Однажды в Африке… (Луцков) - страница 8

3

В самолете у Комлева место оказалось у самого иллюминатора, и это его как-то утешило. Ощущать в пути достоверность окружающего мира за бортом, пусть даже ограниченного овалом из прочного стекла, означало сохранять с ним связь. А пока он несколько подавленно смотрел на мокрый от дождя бетон с желтыми пятнами отражений аэродромных фонарей. Было ему очень не по себе. Вся эта поездка казалась ему глупой авантюрой, а сам он, кажется, стал пешкой в чужой непонятной игре. Возможно, Вьюнов тоже пешка, но он хоть надеется сорвать хороший куш. На то он и Вьюнов. А для него, Комлева, еще неизвестно, чем все это вообще кончится. Но, с другой стороны, такая поездка, разве она не ценна сама по себе? Увидеть и, главное, прочувствовать то, что дается немногим? Ведь ему удастся побывать в самом центре Африки («Сердце тьмы» — некстати припомнилось ему название африканского романа Конрада). Комлев почему-то чувствовал внутри какое-то странное, немного пугающее сжатие, оно появилось с того времени, когда он прошел паспортный и таможенный контроль, и потом вышел на мокрое летное поле, будто на ничейную землю. Так еще чувствуют перед прыжком с большой высоты или решаясь перебежать через рельсы перед мчащимся поездом.

Салон самолета между тем заполнялся.

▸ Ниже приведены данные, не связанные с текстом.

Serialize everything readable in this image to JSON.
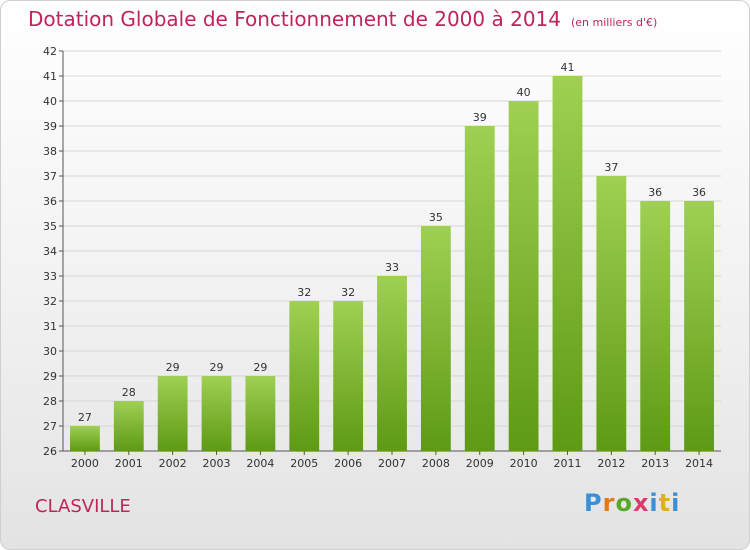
{
  "header": {
    "title": "Dotation Globale de Fonctionnement de 2000 à 2014",
    "subtitle": "(en milliers d'€)"
  },
  "commune": "CLASVILLE",
  "logo": "Proxiti",
  "colors": {
    "title": "#c0245c",
    "bar_top": "#9fd053",
    "bar_bottom": "#5e9a14",
    "grid": "#d6d6d6"
  },
  "chart_data": {
    "type": "bar",
    "title": "Dotation Globale de Fonctionnement de 2000 à 2014",
    "subtitle": "(en milliers d'€)",
    "categories": [
      "2000",
      "2001",
      "2002",
      "2003",
      "2004",
      "2005",
      "2006",
      "2007",
      "2008",
      "2009",
      "2010",
      "2011",
      "2012",
      "2013",
      "2014"
    ],
    "values": [
      27,
      28,
      29,
      29,
      29,
      32,
      32,
      33,
      35,
      39,
      40,
      41,
      37,
      36,
      36
    ],
    "ylim": [
      26,
      42
    ],
    "yticks": [
      26,
      27,
      28,
      29,
      30,
      31,
      32,
      33,
      34,
      35,
      36,
      37,
      38,
      39,
      40,
      41,
      42
    ],
    "grid": true,
    "xlabel": "",
    "ylabel": ""
  }
}
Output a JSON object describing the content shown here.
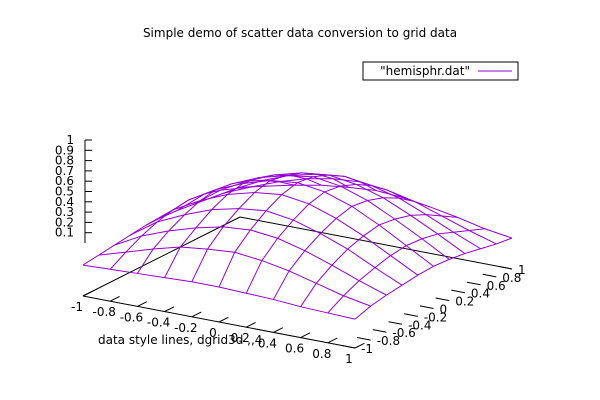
{
  "chart_data": {
    "type": "surface",
    "title": "Simple demo of scatter data conversion to grid data",
    "legend": {
      "label": "\"hemisphr.dat\"",
      "color": "#9400d3",
      "placement": "top-right"
    },
    "xlabel": "data style lines, dgrid3d ,,4",
    "x_ticks": [
      "-1",
      "-0.8",
      "-0.6",
      "-0.4",
      "-0.2",
      "0",
      "0.2",
      "0.4",
      "0.6",
      "0.8",
      "1"
    ],
    "y_ticks": [
      "-1",
      "-0.8",
      "-0.6",
      "-0.4",
      "-0.2",
      "0",
      "0.2",
      "0.4",
      "0.6",
      "0.8",
      "1"
    ],
    "z_ticks": [
      "0.1",
      "0.2",
      "0.3",
      "0.4",
      "0.5",
      "0.6",
      "0.7",
      "0.8",
      "0.9",
      "1"
    ],
    "xlim": [
      -1,
      1
    ],
    "ylim": [
      -1,
      1
    ],
    "zlim": [
      0,
      1
    ],
    "grid": false,
    "x": [
      -1,
      -0.8,
      -0.6,
      -0.4,
      -0.2,
      0,
      0.2,
      0.4,
      0.6,
      0.8,
      1
    ],
    "y": [
      -1,
      -0.8,
      -0.6,
      -0.4,
      -0.2,
      0,
      0.2,
      0.4,
      0.6,
      0.8,
      1
    ],
    "z": [
      [
        0.3,
        0.31,
        0.32,
        0.33,
        0.34,
        0.34,
        0.33,
        0.32,
        0.3,
        0.29,
        0.28
      ],
      [
        0.32,
        0.4,
        0.48,
        0.55,
        0.58,
        0.6,
        0.57,
        0.52,
        0.45,
        0.38,
        0.33
      ],
      [
        0.34,
        0.48,
        0.58,
        0.66,
        0.72,
        0.74,
        0.71,
        0.64,
        0.55,
        0.45,
        0.36
      ],
      [
        0.36,
        0.54,
        0.66,
        0.76,
        0.82,
        0.85,
        0.81,
        0.73,
        0.63,
        0.5,
        0.38
      ],
      [
        0.38,
        0.58,
        0.72,
        0.83,
        0.9,
        0.93,
        0.89,
        0.8,
        0.68,
        0.54,
        0.4
      ],
      [
        0.38,
        0.6,
        0.75,
        0.86,
        0.94,
        0.97,
        0.93,
        0.84,
        0.71,
        0.56,
        0.41
      ],
      [
        0.37,
        0.58,
        0.73,
        0.84,
        0.91,
        0.95,
        0.91,
        0.82,
        0.69,
        0.55,
        0.4
      ],
      [
        0.35,
        0.54,
        0.68,
        0.79,
        0.86,
        0.89,
        0.85,
        0.77,
        0.65,
        0.52,
        0.38
      ],
      [
        0.33,
        0.48,
        0.61,
        0.71,
        0.77,
        0.8,
        0.76,
        0.69,
        0.58,
        0.46,
        0.35
      ],
      [
        0.31,
        0.42,
        0.52,
        0.6,
        0.65,
        0.67,
        0.64,
        0.58,
        0.49,
        0.4,
        0.32
      ],
      [
        0.29,
        0.35,
        0.41,
        0.46,
        0.49,
        0.51,
        0.49,
        0.45,
        0.4,
        0.34,
        0.3
      ]
    ]
  }
}
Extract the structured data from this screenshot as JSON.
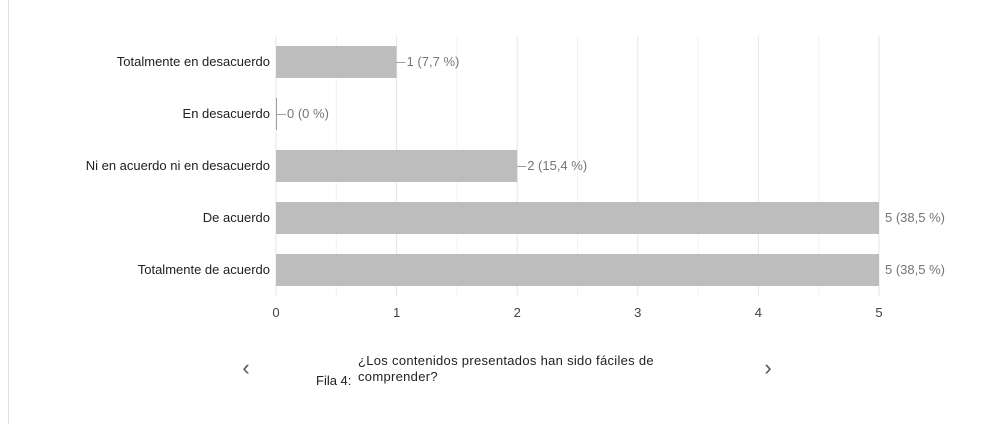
{
  "chart_data": {
    "type": "bar",
    "orientation": "horizontal",
    "categories": [
      "Totalmente en desacuerdo",
      "En desacuerdo",
      "Ni en acuerdo ni en desacuerdo",
      "De acuerdo",
      "Totalmente de acuerdo"
    ],
    "values": [
      1,
      0,
      2,
      5,
      5
    ],
    "data_labels": [
      "1 (7,7 %)",
      "0 (0 %)",
      "2 (15,4 %)",
      "5 (38,5 %)",
      "5 (38,5 %)"
    ],
    "xlim": [
      0,
      5
    ],
    "xticks": [
      "0",
      "1",
      "2",
      "3",
      "4",
      "5"
    ],
    "grid": true,
    "bar_color": "#bdbdbd"
  },
  "footer": {
    "prefix": "Fila 4:",
    "title": "¿Los contenidos presentados han sido fáciles de comprender?",
    "prev_icon": "‹",
    "next_icon": "›"
  }
}
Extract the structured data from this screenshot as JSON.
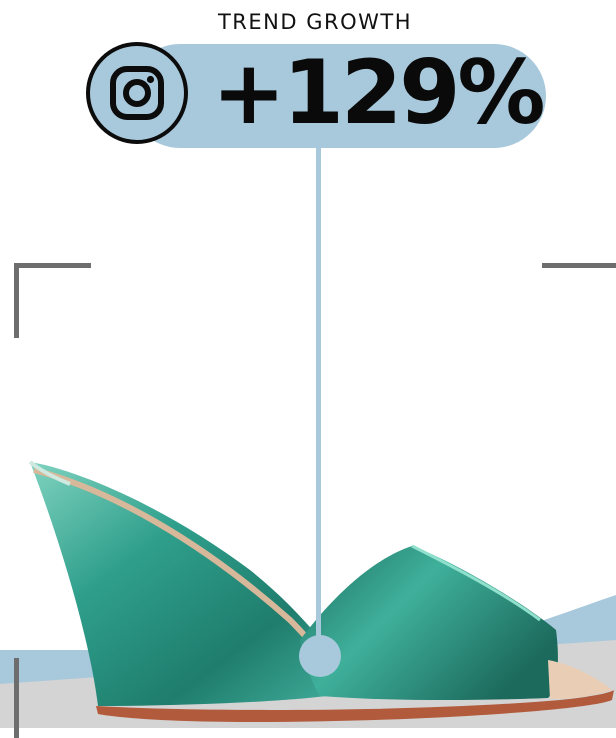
{
  "header": {
    "label": "TREND GROWTH",
    "growth_value": "+129%",
    "platform_icon": "instagram-icon"
  },
  "colors": {
    "accent": "#a8c8dc",
    "shoe": "#2f9f8c",
    "frame": "#6d6d6d",
    "text": "#0a0a0a"
  },
  "product": {
    "image": "teal-metallic-wedge-mule-shoe"
  }
}
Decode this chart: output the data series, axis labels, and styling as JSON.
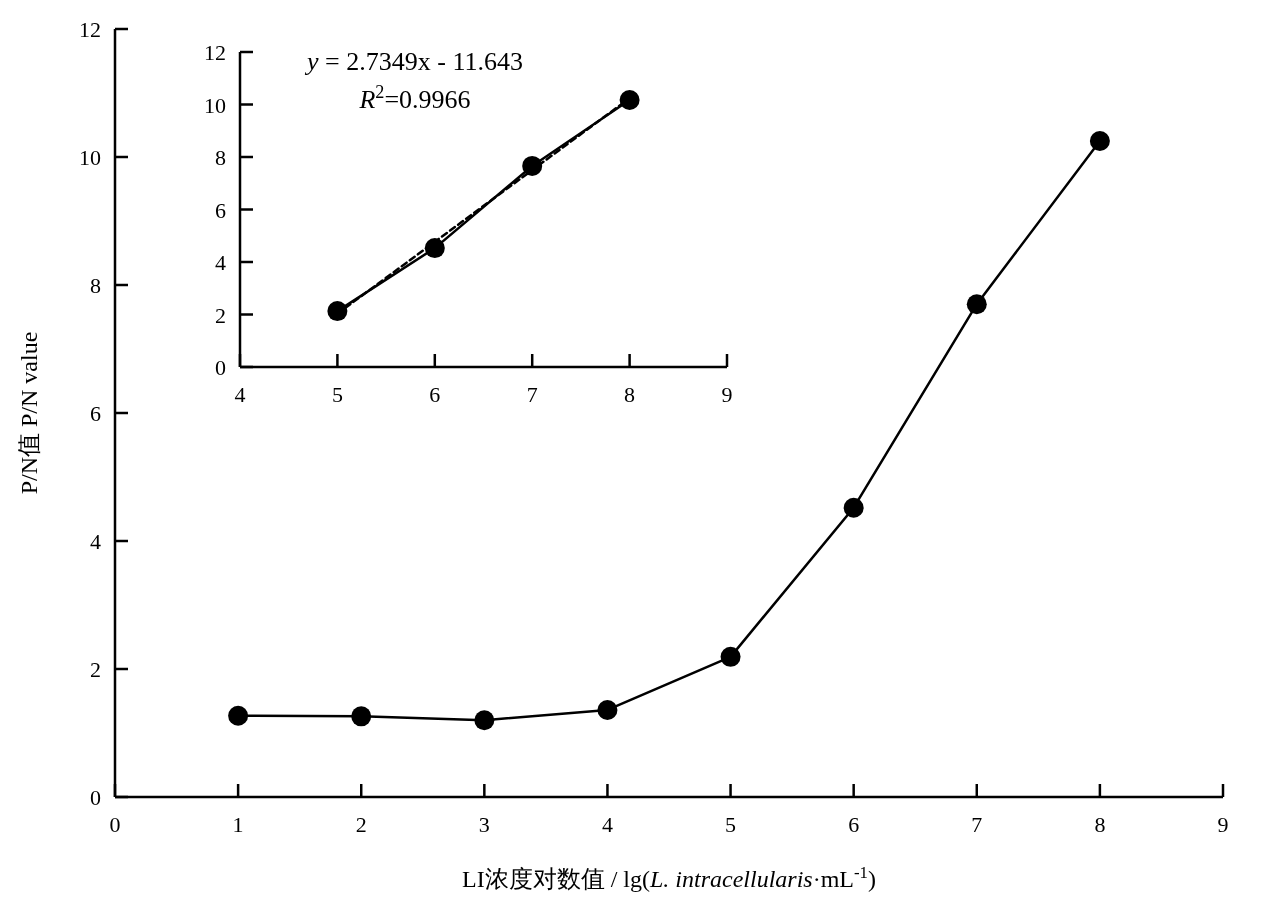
{
  "chart_data": [
    {
      "type": "line",
      "x": [
        1,
        2,
        3,
        4,
        5,
        6,
        7,
        8
      ],
      "values": [
        1.27,
        1.26,
        1.2,
        1.36,
        2.19,
        4.52,
        7.7,
        10.25
      ],
      "marker": "circle",
      "line_style": "solid",
      "color": "#000000",
      "xlim": [
        0,
        9
      ],
      "xticks": [
        0,
        1,
        2,
        3,
        4,
        5,
        6,
        7,
        8,
        9
      ],
      "ylim": [
        0,
        12
      ],
      "yticks": [
        0,
        2,
        4,
        6,
        8,
        10,
        12
      ],
      "grid": false,
      "xlabel": "LI浓度对数值 / lg(*L. intracellularis*·mL$^{-1}$)",
      "ylabel": "P/N值 P/N value"
    },
    {
      "type": "line",
      "series": [
        {
          "x": [
            5,
            6,
            7,
            8
          ],
          "values": [
            2.13,
            4.53,
            7.66,
            10.17
          ],
          "color": "#000000",
          "marker": "circle",
          "line_style": "solid"
        },
        {
          "x": [
            5,
            8
          ],
          "values": [
            2.03,
            10.24
          ],
          "color": "#000000",
          "marker": "none",
          "line_style": "dashed"
        }
      ],
      "xlim": [
        4,
        9
      ],
      "xticks": [
        4,
        5,
        6,
        7,
        8,
        9
      ],
      "ylim": [
        0,
        12
      ],
      "yticks": [
        0,
        2,
        4,
        6,
        8,
        10,
        12
      ],
      "grid": false,
      "annotations": [
        "*y* = 2.7349x - 11.643",
        "*R*$^{2}$=0.9966"
      ]
    }
  ]
}
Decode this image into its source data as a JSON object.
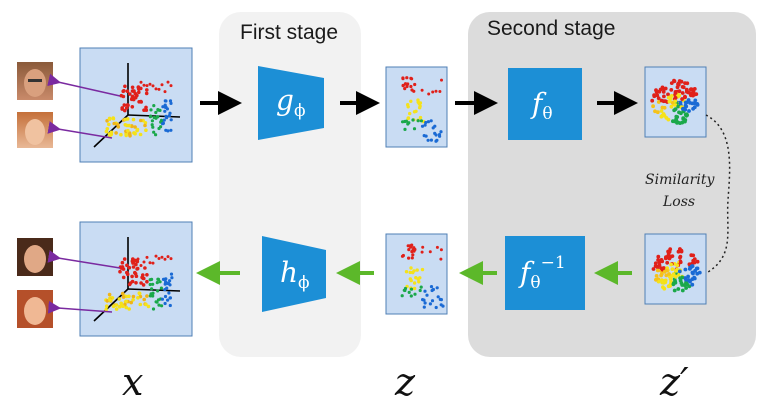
{
  "stages": {
    "first": "First stage",
    "second": "Second stage"
  },
  "similarity_loss": {
    "line1": "Similarity",
    "line2": "Loss"
  },
  "variables": {
    "x": "x",
    "z": "z",
    "z_prime": "z′"
  },
  "networks": {
    "encoder": {
      "symbol": "g",
      "subscript": "ϕ"
    },
    "flow": {
      "symbol": "f",
      "subscript": "θ"
    },
    "inverse_flow": {
      "symbol": "f",
      "subscript": "θ",
      "superscript": "−1"
    },
    "decoder": {
      "symbol": "h",
      "subscript": "ϕ"
    }
  },
  "colors": {
    "network_fill": "#1c8fd6",
    "panel_fill": "#c9dcf3",
    "forward_arrow": "#000000",
    "backward_arrow": "#5cb82a",
    "face_link": "#7a2aa0"
  },
  "icons": [
    "face-thumbnail",
    "3d-point-cloud",
    "latent-scatter",
    "gaussian-cluster"
  ]
}
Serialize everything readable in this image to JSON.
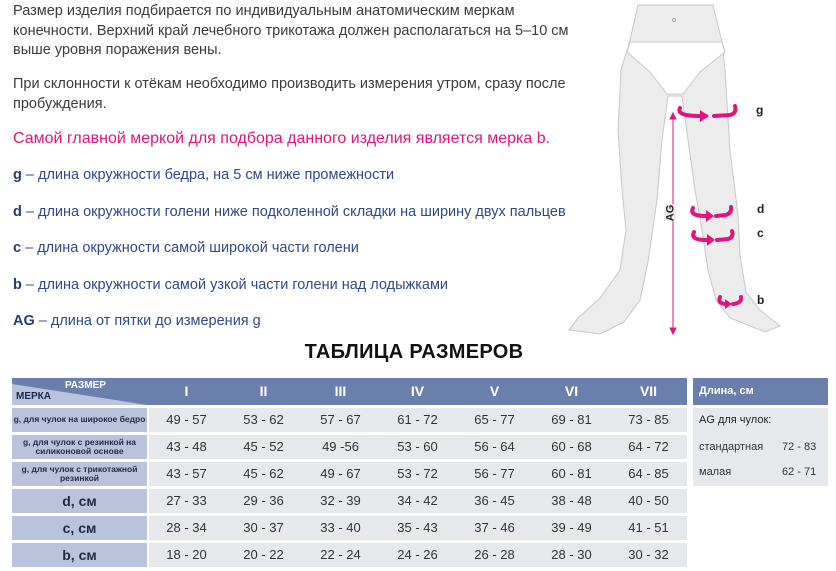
{
  "intro": {
    "paragraph1": "Размер изделия подбирается по индивидуальным анатомическим меркам конечности. Верхний край лечебного трикотажа должен располагаться на 5–10 см выше уровня поражения вены.",
    "paragraph2": "При склонности к отёкам необходимо производить измерения утром, сразу после пробуждения.",
    "highlight": "Самой главной меркой для подбора данного изделия является мерка b."
  },
  "definitions": [
    {
      "key": "g",
      "text": " – длина окружности бедра, на 5 см ниже промежности"
    },
    {
      "key": "d",
      "text": " – длина окружности голени ниже подколенной складки на ширину двух пальцев"
    },
    {
      "key": "c",
      "text": " – длина окружности самой широкой части голени"
    },
    {
      "key": "b",
      "text": " – длина окружности самой узкой части голени над лодыжками"
    },
    {
      "key": "AG",
      "text": " – длина от пятки до измерения g"
    }
  ],
  "figure": {
    "labels": {
      "g": "g",
      "d": "d",
      "c": "c",
      "b": "b",
      "ag": "AG"
    },
    "accent_color": "#e2137d"
  },
  "table": {
    "title": "ТАБЛИЦА РАЗМЕРОВ",
    "corner_size": "РАЗМЕР",
    "corner_measure": "МЕРКА",
    "sizes": [
      "I",
      "II",
      "III",
      "IV",
      "V",
      "VI",
      "VII"
    ],
    "rows": [
      {
        "label": "g, для чулок на широкое бедро",
        "values": [
          "49 - 57",
          "53 - 62",
          "57 - 67",
          "61 - 72",
          "65 - 77",
          "69 - 81",
          "73 - 85"
        ]
      },
      {
        "label": "g, для чулок с  резинкой на силиконовой основе",
        "values": [
          "43 - 48",
          "45 - 52",
          "49 -56",
          "53 - 60",
          "56 - 64",
          "60 - 68",
          "64 - 72"
        ]
      },
      {
        "label": "g, для чулок с трикотажной резинкой",
        "values": [
          "43 - 57",
          "45 - 62",
          "49 - 67",
          "53 - 72",
          "56 - 77",
          "60 - 81",
          "64 - 85"
        ]
      },
      {
        "label": "d, см",
        "values": [
          "27 - 33",
          "29 - 36",
          "32 - 39",
          "34 - 42",
          "36 - 45",
          "38 - 48",
          "40 - 50"
        ]
      },
      {
        "label": "c, см",
        "values": [
          "28 - 34",
          "30 - 37",
          "33 - 40",
          "35 - 43",
          "37 - 46",
          "39 - 49",
          "41 - 51"
        ]
      },
      {
        "label": "b, см",
        "values": [
          "18 - 20",
          "20 - 22",
          "22 - 24",
          "24 - 26",
          "26 - 28",
          "28 - 30",
          "30 - 32"
        ]
      }
    ],
    "header_color": "#6a7fac",
    "label_color": "#b9c4dc",
    "cell_color": "#e6e8ec"
  },
  "length_panel": {
    "header": "Длина, см",
    "subtitle": "AG для чулок:",
    "rows": [
      {
        "label": "стандартная",
        "value": "72 - 83"
      },
      {
        "label": "малая",
        "value": "62 - 71"
      }
    ]
  }
}
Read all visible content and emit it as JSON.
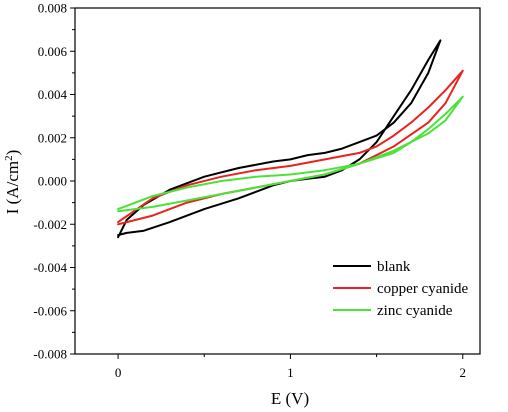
{
  "chart_data": {
    "type": "line",
    "title": "",
    "xlabel": "E (V)",
    "ylabel_main": "I (A/cm",
    "ylabel_sup": "2",
    "ylabel_close": ")",
    "xlim": [
      -0.25,
      2.1
    ],
    "ylim": [
      -0.008,
      0.008
    ],
    "x_ticks": [
      0,
      1,
      2
    ],
    "x_tick_labels": [
      "0",
      "1",
      "2"
    ],
    "y_ticks": [
      -0.008,
      -0.006,
      -0.004,
      -0.002,
      0.0,
      0.002,
      0.004,
      0.006,
      0.008
    ],
    "y_tick_labels": [
      "-0.008",
      "-0.006",
      "-0.004",
      "-0.002",
      "0.000",
      "0.002",
      "0.004",
      "0.006",
      "0.008"
    ],
    "grid": false,
    "legend_position": "bottom-right",
    "series": [
      {
        "name": "blank",
        "color": "#000000",
        "points": [
          [
            0.0,
            -0.0025
          ],
          [
            0.05,
            -0.0024
          ],
          [
            0.15,
            -0.0023
          ],
          [
            0.3,
            -0.0019
          ],
          [
            0.5,
            -0.0013
          ],
          [
            0.7,
            -0.0008
          ],
          [
            0.9,
            -0.0002
          ],
          [
            1.0,
            0.0
          ],
          [
            1.1,
            0.0001
          ],
          [
            1.2,
            0.0002
          ],
          [
            1.3,
            0.0005
          ],
          [
            1.4,
            0.001
          ],
          [
            1.5,
            0.0018
          ],
          [
            1.6,
            0.003
          ],
          [
            1.7,
            0.0042
          ],
          [
            1.8,
            0.0056
          ],
          [
            1.87,
            0.0065
          ],
          [
            1.8,
            0.005
          ],
          [
            1.7,
            0.0036
          ],
          [
            1.6,
            0.0027
          ],
          [
            1.5,
            0.0021
          ],
          [
            1.4,
            0.0018
          ],
          [
            1.3,
            0.0015
          ],
          [
            1.2,
            0.0013
          ],
          [
            1.1,
            0.0012
          ],
          [
            1.0,
            0.001
          ],
          [
            0.9,
            0.0009
          ],
          [
            0.7,
            0.0006
          ],
          [
            0.5,
            0.0002
          ],
          [
            0.3,
            -0.0004
          ],
          [
            0.15,
            -0.0011
          ],
          [
            0.05,
            -0.0018
          ],
          [
            0.0,
            -0.0026
          ]
        ]
      },
      {
        "name": "copper cyanide",
        "color": "#e8241f",
        "points": [
          [
            0.0,
            -0.002
          ],
          [
            0.2,
            -0.0016
          ],
          [
            0.4,
            -0.001
          ],
          [
            0.6,
            -0.0006
          ],
          [
            0.8,
            -0.0003
          ],
          [
            1.0,
            0.0
          ],
          [
            1.2,
            0.0003
          ],
          [
            1.4,
            0.0008
          ],
          [
            1.6,
            0.0016
          ],
          [
            1.8,
            0.0027
          ],
          [
            1.9,
            0.0036
          ],
          [
            2.0,
            0.0051
          ],
          [
            1.9,
            0.0042
          ],
          [
            1.8,
            0.0034
          ],
          [
            1.7,
            0.0027
          ],
          [
            1.6,
            0.0021
          ],
          [
            1.5,
            0.0016
          ],
          [
            1.4,
            0.0013
          ],
          [
            1.2,
            0.001
          ],
          [
            1.0,
            0.0007
          ],
          [
            0.8,
            0.0005
          ],
          [
            0.6,
            0.0002
          ],
          [
            0.4,
            -0.0002
          ],
          [
            0.2,
            -0.0008
          ],
          [
            0.0,
            -0.0019
          ]
        ]
      },
      {
        "name": "zinc cyanide",
        "color": "#4be33b",
        "points": [
          [
            0.0,
            -0.0014
          ],
          [
            0.2,
            -0.0012
          ],
          [
            0.4,
            -0.0009
          ],
          [
            0.6,
            -0.0006
          ],
          [
            0.8,
            -0.0003
          ],
          [
            1.0,
            0.0
          ],
          [
            1.2,
            0.0003
          ],
          [
            1.4,
            0.0008
          ],
          [
            1.6,
            0.0014
          ],
          [
            1.8,
            0.0022
          ],
          [
            1.9,
            0.0028
          ],
          [
            2.0,
            0.0039
          ],
          [
            1.9,
            0.0031
          ],
          [
            1.8,
            0.0024
          ],
          [
            1.7,
            0.0018
          ],
          [
            1.6,
            0.0013
          ],
          [
            1.4,
            0.0008
          ],
          [
            1.2,
            0.0005
          ],
          [
            1.0,
            0.0003
          ],
          [
            0.8,
            0.0002
          ],
          [
            0.6,
            0.0
          ],
          [
            0.4,
            -0.0003
          ],
          [
            0.2,
            -0.0007
          ],
          [
            0.0,
            -0.0013
          ]
        ]
      }
    ]
  }
}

Много темнокожих, и это понятно: кому как не им лететь в первую очередь в Африку? Комлев представил себе карту. Самолет полетит строго на юг, почти по меридиану или, точнее, между двумя: тридцатым и сороковым. Если ничего не случится, завтра примерно в это время он может быть уже на месте. Зависит от того, как получится с пересадкой в Хартуме. Хартум! От одного названия веяло Нубийской пустыней и африканской саванной. Место слияния Белого и Голубого Нила. Это уже было что-то запредельное. Лучше вообще пока об этом не думать. Ему рассказывали, что в прежние и совсем не отдаленные времена «органы» иногда, спохватившись, пресекали чей-либо выезд из страны в самый последний момент. Даже, говорят, высаживали из самолета. Ему это, видимо, не грозит, все-таки другая эпоха. Комлеву вдруг с какой-то постыдной жалостью и самоупреком подумалось о старом, оставленном им судне. Сорные воды затона, где оно сейчас стоит, ожидая своей участи, покрывает мелкая рябь от порывов осеннего ветра. На черной воде — колеблющиеся пятна света от редких береговых фонарей. У сходней на берег сидит сейчас, нахохлившись, на ящике с пожарными причиндалами вахтенный матрос и дымит дешевой сигаретой. А он, его капитан без года неделя, почему-то переместился в салон международного лайнера и теперь похож на самого банального беглеца, заурядного дезертира. И поглядывает с виноватым смущением в круглое самолетное оконце, за которым в полутьме скрывается покидаемое им прошлое.